38. Maria, mestra de Jesus, de Judas e de Tiago.
29 de outubro de 1944.
38.1 Jesus diz:
– Vem pequeno João, e vê. Volta atrás, segura pela minha mão que te
conduz, aos anos da minha infância. O que vires deverá ser inserido no
Evangelho da minha infância, onde quero que seja colocada também a visão
da estadia da Família no Egito. Colocarás assim: a Família no Egito, depois
a primeira lição de trabalho do menino Jesus, depois o que agora vais
descrever, a cena da maioridade (prometida hoje 25-11)[62]
, por último a
visão de Jesus entre os doutores no Templo, na sua 12ª. Páscoa. Não é sem
motivo também o que agora irás ver. Mas, antes, esclarece alguns pontos e
ligações dos meus primeiros anos, e entre os parentes. É um presente para ti,
nesta festa da minha Realeza, para ti que sentes entrar-te a paz da Casa de
Nazaré, quando a vês. Escreve.
38.2Vejo o quarto onde, habitualmente, se fazem as refeições e onde Maria
trabalha junto ao seu tear, ou com a agulha. O quarto é perto da oficina de
José, do qual se ouve o incansável trabalho. Mas neste quarto há silêncio.
Maria está costurando tiras de lã, certamente tecida por ela, com cerca de
meio metro de largura, por mais do que o dobro de comprimento, e me
parece que desse trabalho vai sair um manto para José.
Da porta aberta, que dá para o pomar-jardim, vêem-se sebes cheias de
folhas de pequenas margaridas de um azul violeta, que comumente são
chamadas “Marias” ou “Céu estrelado”, mas cujo nome científico eu não sei.
Estão floridas, e por isso deve ser outono. Mas o verde ainda está espesso e
bonito nas plantas, e as abelhas de duas colméias, que estão em cima de um
muro bem exposto ao sol, vão zumbindo, dançando e brilhando à luz solar,
indo de uma figueira para uma videira, e desta para uma romãzeira, cheia de
suas frutas redondas, que já estão se arrebentando pelo excesso de vigor, e
mostrando os colares de suculentos rubis, alinhados no interior do escrínio
verde-avermelhado, com compartimentos amarelos.

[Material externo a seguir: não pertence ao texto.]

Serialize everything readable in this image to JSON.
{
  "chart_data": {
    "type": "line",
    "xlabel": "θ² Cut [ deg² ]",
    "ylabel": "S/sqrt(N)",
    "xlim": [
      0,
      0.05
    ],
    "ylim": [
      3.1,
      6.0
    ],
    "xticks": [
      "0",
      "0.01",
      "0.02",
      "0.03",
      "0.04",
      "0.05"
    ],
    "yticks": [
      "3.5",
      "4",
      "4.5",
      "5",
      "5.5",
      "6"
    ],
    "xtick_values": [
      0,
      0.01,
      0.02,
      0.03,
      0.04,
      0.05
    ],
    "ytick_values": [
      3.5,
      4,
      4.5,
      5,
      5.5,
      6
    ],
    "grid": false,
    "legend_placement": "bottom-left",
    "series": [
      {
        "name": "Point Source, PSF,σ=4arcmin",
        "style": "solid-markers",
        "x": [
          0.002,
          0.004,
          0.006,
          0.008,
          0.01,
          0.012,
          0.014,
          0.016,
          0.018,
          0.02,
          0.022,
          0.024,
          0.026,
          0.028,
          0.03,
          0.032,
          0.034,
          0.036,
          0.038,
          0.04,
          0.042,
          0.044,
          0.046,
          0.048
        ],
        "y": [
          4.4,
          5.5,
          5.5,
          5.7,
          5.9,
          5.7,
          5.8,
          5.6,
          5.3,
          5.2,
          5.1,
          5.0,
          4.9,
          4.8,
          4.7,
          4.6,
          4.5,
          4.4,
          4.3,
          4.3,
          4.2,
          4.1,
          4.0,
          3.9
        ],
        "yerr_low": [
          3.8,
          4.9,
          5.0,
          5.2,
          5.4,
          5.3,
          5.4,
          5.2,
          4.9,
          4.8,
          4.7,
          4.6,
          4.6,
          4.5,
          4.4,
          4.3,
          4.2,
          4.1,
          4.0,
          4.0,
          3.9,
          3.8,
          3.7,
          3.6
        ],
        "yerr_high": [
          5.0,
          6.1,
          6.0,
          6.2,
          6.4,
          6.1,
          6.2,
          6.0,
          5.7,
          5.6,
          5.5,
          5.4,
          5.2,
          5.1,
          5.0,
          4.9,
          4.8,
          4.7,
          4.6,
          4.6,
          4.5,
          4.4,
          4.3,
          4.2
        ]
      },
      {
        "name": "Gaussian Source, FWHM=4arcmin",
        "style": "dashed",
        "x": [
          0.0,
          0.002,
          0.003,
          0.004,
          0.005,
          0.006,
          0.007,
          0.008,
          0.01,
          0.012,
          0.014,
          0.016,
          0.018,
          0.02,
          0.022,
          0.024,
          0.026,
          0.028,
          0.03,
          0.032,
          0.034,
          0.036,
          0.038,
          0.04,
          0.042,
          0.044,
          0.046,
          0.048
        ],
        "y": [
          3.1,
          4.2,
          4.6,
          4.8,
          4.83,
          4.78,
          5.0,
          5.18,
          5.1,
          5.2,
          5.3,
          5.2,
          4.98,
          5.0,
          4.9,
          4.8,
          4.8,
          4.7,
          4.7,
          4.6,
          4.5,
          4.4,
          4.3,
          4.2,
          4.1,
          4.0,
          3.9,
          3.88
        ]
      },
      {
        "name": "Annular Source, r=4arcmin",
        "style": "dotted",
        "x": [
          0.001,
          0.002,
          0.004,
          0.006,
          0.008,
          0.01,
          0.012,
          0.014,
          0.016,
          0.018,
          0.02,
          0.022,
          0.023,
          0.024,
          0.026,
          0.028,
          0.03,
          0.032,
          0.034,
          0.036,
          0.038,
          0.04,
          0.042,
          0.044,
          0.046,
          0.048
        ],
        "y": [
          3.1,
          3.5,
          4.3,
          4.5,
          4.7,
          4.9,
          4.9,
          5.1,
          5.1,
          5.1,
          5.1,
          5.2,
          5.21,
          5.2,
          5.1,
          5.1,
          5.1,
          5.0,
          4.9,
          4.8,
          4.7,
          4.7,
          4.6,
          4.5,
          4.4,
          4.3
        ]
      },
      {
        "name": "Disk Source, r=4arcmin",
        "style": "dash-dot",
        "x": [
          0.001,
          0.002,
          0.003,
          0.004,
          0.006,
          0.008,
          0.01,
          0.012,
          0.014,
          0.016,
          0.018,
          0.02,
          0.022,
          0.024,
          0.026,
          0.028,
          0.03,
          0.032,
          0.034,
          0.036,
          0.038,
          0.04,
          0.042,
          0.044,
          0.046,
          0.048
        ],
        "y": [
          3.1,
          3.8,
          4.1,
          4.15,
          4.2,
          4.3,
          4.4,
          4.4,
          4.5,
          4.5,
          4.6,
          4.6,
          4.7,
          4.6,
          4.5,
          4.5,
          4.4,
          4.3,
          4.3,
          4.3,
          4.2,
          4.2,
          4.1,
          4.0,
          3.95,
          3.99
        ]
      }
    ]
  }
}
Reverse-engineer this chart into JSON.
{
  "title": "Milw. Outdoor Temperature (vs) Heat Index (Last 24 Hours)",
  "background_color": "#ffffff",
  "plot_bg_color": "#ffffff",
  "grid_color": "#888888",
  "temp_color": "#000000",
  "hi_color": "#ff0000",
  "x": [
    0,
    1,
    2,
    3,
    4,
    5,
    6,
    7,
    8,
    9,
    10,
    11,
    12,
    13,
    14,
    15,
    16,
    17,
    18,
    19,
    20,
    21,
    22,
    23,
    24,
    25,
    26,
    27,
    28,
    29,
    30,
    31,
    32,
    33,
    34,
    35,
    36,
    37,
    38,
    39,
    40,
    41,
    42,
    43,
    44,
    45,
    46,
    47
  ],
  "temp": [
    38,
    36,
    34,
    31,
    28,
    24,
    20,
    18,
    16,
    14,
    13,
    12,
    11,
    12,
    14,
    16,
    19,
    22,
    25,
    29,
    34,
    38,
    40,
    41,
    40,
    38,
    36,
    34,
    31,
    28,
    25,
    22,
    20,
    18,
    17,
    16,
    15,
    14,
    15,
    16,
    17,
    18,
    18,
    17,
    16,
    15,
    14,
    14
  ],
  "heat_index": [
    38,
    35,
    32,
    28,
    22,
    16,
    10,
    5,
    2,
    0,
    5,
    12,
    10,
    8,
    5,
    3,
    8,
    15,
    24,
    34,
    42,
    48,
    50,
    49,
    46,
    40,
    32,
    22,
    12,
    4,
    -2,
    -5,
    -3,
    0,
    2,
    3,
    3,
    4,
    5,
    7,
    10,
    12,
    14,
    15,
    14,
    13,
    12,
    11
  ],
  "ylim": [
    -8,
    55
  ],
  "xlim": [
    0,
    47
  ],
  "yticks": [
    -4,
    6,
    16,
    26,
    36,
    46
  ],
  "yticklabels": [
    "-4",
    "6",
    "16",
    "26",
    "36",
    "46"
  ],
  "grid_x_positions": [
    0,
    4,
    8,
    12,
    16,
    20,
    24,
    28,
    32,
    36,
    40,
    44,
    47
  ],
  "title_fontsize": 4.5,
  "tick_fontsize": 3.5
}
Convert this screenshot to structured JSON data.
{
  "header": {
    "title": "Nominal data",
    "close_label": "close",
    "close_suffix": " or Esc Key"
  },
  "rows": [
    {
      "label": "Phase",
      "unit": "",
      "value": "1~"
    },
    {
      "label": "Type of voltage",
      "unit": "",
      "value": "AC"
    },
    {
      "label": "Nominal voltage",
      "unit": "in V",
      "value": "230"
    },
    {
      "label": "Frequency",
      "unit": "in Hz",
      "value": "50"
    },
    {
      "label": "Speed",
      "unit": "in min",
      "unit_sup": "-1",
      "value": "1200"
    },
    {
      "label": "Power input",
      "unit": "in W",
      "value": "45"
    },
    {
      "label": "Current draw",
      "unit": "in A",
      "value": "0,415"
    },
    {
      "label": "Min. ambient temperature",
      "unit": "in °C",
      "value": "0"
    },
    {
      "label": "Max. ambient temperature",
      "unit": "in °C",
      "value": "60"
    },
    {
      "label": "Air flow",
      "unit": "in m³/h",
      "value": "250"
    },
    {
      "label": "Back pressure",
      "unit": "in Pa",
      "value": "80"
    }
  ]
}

38.3Debaixo das árvores, Jesus está brincando com dois meninos, mais ou
menos da sua idade. São de cabelos encaracolados, mas não loiros. Um,
aliás, é até moreno: uma cabecinha de cordeirinho preto, que faz aparecer
ainda mais branca a pele do rostinho redondo, no qual estão abertos dois
grandes olhos, de um azul tendente ao violáceo, muito bonitos. O outro tem
os cabelos menos encaracolados, e de uma cor castanho-escuro, olhos
castanhos e de um colorido mais moreno, mas com uma tonalidade rosada
nas faces. Jesus com a sua cabecinha loira, entre os outros dois, parece estar
nimbado por um fulgor. Eles brincam em boa harmonia com uns carrinhos
sobre os quais estão diversas mercadorias: folhas, pedrinhas, maravalhas,
pauzinhos. Fazem-se de mercadores certamente, e Jesus é que compra para a
mamãe, à qual vai levar, ora um objeto, ora outro. Maria, aceita com um
sorriso, as compras.
Mas depois a brincadeira muda. Um dos dois meninos propõe[63]
:
– Vamos representar o Êxodo, atravessando o Egito. Jesus será Moisés,
eu Arão, e tu… Maria.
– Mas eu sou homem!
– Não faz mal. Faz assim mesmo. Tu és Maria, e dançarás diante do
bezerro de ouro, que vai ser aquela colméia lá.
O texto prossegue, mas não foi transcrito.